Bunu, birazcık olsun birlikte tefekkür etsek...
-Peki peki, kıstım işte.. Hatta kapattım... Söyle bakalım, ne diyormuş bu minik
Serçe kuşu? Kuşun bunca avazının sebebini öğrenelim de, hem şu kuştan hem de şu senin antika sorularından kurtulalım...
-Öncelikle şu üzerindeki ağırlıkları bırakda, şöyle bir koltuğa rahatça bırakıver kendini.. Biliyorum, seni hoşuna giden bir eğlenceden biraz alıkoydum. Bundan dolayı öncelikle senden çok özür diliyorum. Lütfen beni affet.
-Rica ederim, hiç önemli değil. Asıl sen benim kusuruma bakma. Biliyorsun, ben biraz gergin bir insanım. Her zaman için sen benim can dostum oldun.. Seni hiç kırabilir miyim... Söylesene, gerçekten bu kuş bize birşeyler mi anlatmak istiyor?
-Evet, tabiki.. Beni, seni, bitkileri, hayvanları, ayı, güneşi, şu minicik serçe kuşunu yaratan biri mutlaka var, değil mi?
-Evet.. Evet, var tabi.
-Peki, hiç bunların suretlerine dikkatlice bakarak, onlar üzerindeki süslemeleri, azaları arasındaki uygunlukları hiç dikkatinizi çekti mi? Her bir varlığa değişik bir sima ve kabiliyet bahşetmiş olan Allah (cc), onların herbirinin rızkını hiç ummadıkları bir yerden kimi zaman gaybdan -okyanusun dibindeki böcekler gibi- kimi zaman da başkaları tarafından - muhabbet kuşları gibi - ulaştırmaktadır. İşte bu minik serçe kuşu da kendisine ayrılmış olan tayinatı, pencerenin önünde yiyerek cenâb-ı hakk'a olan şükrünü bu cik cik'lerle ifade etmeye çalışıyor. Sanki, hakiki rızık verici Allah'tır, diyor adeta... Hem bak, o kadar harika bir sesi var ki, bizlerin kulağını hiç mi hiç tırmalamiyor. Hem de, müzik kutundan çıkan şu dinlediğin gürültülü müzikle şu kuş cıvıltısını karşı karşıya koysak acaba hangisi daha hoştur. Acaba hangisi daha güzel nağme düzer?
-Elbette ki kuşun sesi güzel olması hasebiyle kuş daha güzel nağme düzer...

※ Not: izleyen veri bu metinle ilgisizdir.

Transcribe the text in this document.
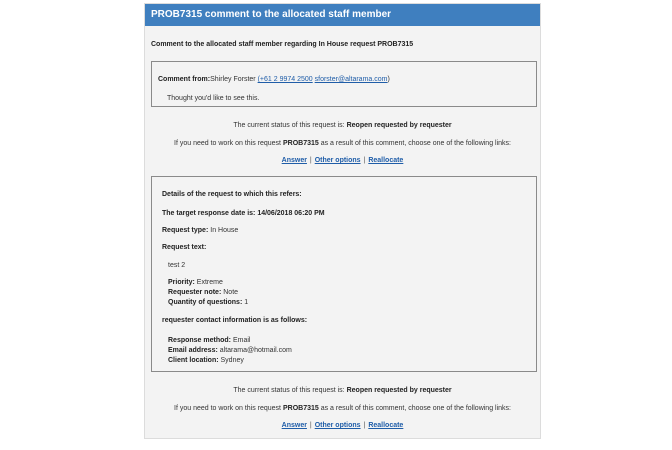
PROB7315 comment to the allocated staff member
Comment to the allocated staff member regarding In House request PROB7315
Comment from:Shirley Forster (+61 2 9974 2500 sforster@altarama.com)
Thought you'd like to see this.
The current status of this request is: Reopen requested by requester
If you need to work on this request PROB7315 as a result of this comment, choose one of the following links:
Answer | Other options | Reallocate
Details of the request to which this refers:
The target response date is: 14/06/2018 06:20 PM
Request type: In House
Request text:
test 2
Priority: Extreme
Requester note: Note
Quantity of questions: 1
requester contact information is as follows:
Response method: Email
Email address: altarama@hotmail.com
Client location: Sydney
The current status of this request is: Reopen requested by requester
If you need to work on this request PROB7315 as a result of this comment, choose one of the following links:
Answer | Other options | Reallocate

-Baksana, hem istediği nağmeyi söylüyor hem de istediği yere rahatlıkla gidiyor. Tüm bu marifetler senin müzik kutunda var mı?
-İşte şimdi bir şeyler anlamaya başlıyorum sanki. Bu, bize her şeye gücü yeten Allah'ın yüceliğini ifade ediyor, değil mi? Bundaki bu güzellikleri ve kuşun o güzel sesini yine cenâb-ı hakk (cc) verdiğine göre, güzeli seven biri olmalı cenâb-ı hakk, yanılıyor muyum yoksa?
-Hayır hayır... Tam üzerine bastin, dediğin tamamen doğru. Çünkü "her güzel kendi
güzelliğini görmek ve başkalarına da göstermek ister." Bütün bu güzellikler, hep cenâb-ı hakk'ın (cc) "Cemal" isminin birer tecellisidir.
-Senin bu anlattıkların tek bir kuşta meydana gelen şeyler... Bir de diğer serçe kuşları ve öbür çeşit çeşit kuşların hepsinde bütün bu dediklerinin tamamı var... Bunun böyle olması cenâb-ı hakk'ın (cc) sonsuz güç ve kudreti olduğunu ve ehâdiyetini, birliğini gösteriyor olmalı, değil mi?
- Eveet... Bak işte senin de varlıklara bakış açın değişmeye başladı. Bizler var edilen mahlûkata hep bu gözle yani cenâb-ı hakk namına bakmamız gerekir. Çünkü, onları var eden yegâne kudret kadir-i zülcelâl'dir. O, varlıklar üzerinde dilediği gibi tasarruf etme yetkisine sahiptir.
-Sana, şimdi tam hak vermeye başlıyorum. Bana, şu ufacık bir serçe kuşundan böyle bir bakış tarzı kazandırman beni çok mutlu etti. Anlaşılan, sana yine bir şükran borcum oldu..
-Sen beni bırak da, bize nimetlerini ihsan eden, kerim bir zat olan cenâb-ı hakk'a olan şükraniyetini dile getir... Allah'a (cc) sonsuz şükret... Herşey O'nun varlık ve birliğine delâlet ediyor da, biz yine hiç dikkat etmiyoruz, hiç önemsemiyoruz. Halbuki "kâinatı nağamatıyla raksa getiren ve hakâikın esrarını ihtizaza veren mûsika-i ilâhiye hiç durmuyor, mütemadiyen güm güm eder."